Lack of embeded fonts, wrong color space, embedded profiles that do not match workflow output profiles, bad fonts, cmyk or rgb type-not black, low res graphics embedded into pdf, files with "borrowed" copyrighted materials and no credit line, files sent in printer spreads, wrong size-not at final output size, no bleed.
Native Application Files:
No links to the high res graphics, no fonts, bad fonts, version of software from 1995 that does not support what they are trying to do, no bleeds, files built in spreads, software the printer does not have to output the job.
2. Always call and talk with a person in prepress, not the sales person>
Let them listen to what you want and tell you what they need, then you will get what you expect.
3. Options range depends upon your printer.

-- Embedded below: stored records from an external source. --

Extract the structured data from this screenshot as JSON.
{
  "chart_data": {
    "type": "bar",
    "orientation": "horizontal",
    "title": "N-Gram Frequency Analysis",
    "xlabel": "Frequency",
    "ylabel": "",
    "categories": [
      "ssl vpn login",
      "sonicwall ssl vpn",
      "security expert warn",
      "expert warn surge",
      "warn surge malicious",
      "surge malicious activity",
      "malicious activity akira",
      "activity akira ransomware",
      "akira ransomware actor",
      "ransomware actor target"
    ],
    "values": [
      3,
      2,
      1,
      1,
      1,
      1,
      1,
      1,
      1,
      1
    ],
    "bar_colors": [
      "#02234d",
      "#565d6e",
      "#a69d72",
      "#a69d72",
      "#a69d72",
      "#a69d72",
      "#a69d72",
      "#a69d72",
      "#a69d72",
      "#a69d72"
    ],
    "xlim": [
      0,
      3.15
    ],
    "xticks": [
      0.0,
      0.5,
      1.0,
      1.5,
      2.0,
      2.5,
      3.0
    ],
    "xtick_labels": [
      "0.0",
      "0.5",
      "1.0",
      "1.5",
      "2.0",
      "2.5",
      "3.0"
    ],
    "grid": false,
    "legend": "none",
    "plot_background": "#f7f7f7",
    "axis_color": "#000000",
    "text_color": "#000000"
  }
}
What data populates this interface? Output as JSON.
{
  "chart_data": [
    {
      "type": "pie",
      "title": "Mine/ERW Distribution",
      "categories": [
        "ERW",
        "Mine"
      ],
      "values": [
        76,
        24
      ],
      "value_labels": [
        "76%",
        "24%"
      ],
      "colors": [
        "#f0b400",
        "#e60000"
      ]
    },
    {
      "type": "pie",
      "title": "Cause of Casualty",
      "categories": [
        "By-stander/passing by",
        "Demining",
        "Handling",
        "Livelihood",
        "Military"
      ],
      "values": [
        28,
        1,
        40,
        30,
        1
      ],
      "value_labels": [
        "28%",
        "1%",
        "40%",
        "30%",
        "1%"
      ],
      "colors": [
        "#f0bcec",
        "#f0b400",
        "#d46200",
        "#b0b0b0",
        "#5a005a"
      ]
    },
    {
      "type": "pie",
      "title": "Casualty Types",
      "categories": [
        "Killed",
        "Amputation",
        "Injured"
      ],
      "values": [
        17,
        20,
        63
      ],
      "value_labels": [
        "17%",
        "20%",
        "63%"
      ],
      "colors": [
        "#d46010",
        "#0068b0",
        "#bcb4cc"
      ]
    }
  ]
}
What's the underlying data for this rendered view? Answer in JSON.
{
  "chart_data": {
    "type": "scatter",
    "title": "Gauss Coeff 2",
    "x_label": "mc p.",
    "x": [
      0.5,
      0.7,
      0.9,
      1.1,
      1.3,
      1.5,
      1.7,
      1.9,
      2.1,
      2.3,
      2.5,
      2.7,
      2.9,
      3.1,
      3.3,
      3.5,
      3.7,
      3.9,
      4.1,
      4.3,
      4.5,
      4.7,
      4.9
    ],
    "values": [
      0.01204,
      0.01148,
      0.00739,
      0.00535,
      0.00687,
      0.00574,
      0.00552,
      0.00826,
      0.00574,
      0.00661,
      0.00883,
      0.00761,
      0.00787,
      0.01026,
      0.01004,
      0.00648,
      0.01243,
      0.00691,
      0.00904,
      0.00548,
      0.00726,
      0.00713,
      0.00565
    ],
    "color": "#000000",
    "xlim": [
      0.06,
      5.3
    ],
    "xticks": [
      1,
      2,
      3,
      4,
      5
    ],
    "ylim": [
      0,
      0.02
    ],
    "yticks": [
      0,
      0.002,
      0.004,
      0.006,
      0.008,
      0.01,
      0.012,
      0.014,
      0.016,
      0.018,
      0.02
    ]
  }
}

Most shops do not support film based proofs - such as Chromalin or MatchPrint any longer due to the cost and lack of product. Proofs depend upon customer demands and so InkJet proofs pulled to match presss room specs are common place. Some shops use toner based proofs also from digital presses or higher end print egines such as copiers. Some shops still pull press proofs if you are willing to pay for them. Cost depends upon alot of things, size of the job, proof type selected, relationship with vendor, etc...
4. Proof sign off should happen both internally at the printer and externally at the customer. Internally, the person that pulls the proof should reviiew it for content againest the file supplied and typically will pass to a CSR or the Sales person to review againest the specs of the job and then pass to the customer for sign off for color and content and dieline (if this applies).
Keep in mind that depending upon the size of the shop you deal with and the scale of the project all things change. If you go to the local mom and pop shop that has 3 people working it, the person that pulls the proof will more than likely be the person that prints the job.
Hope this at least gets you started, others will weigh in with more.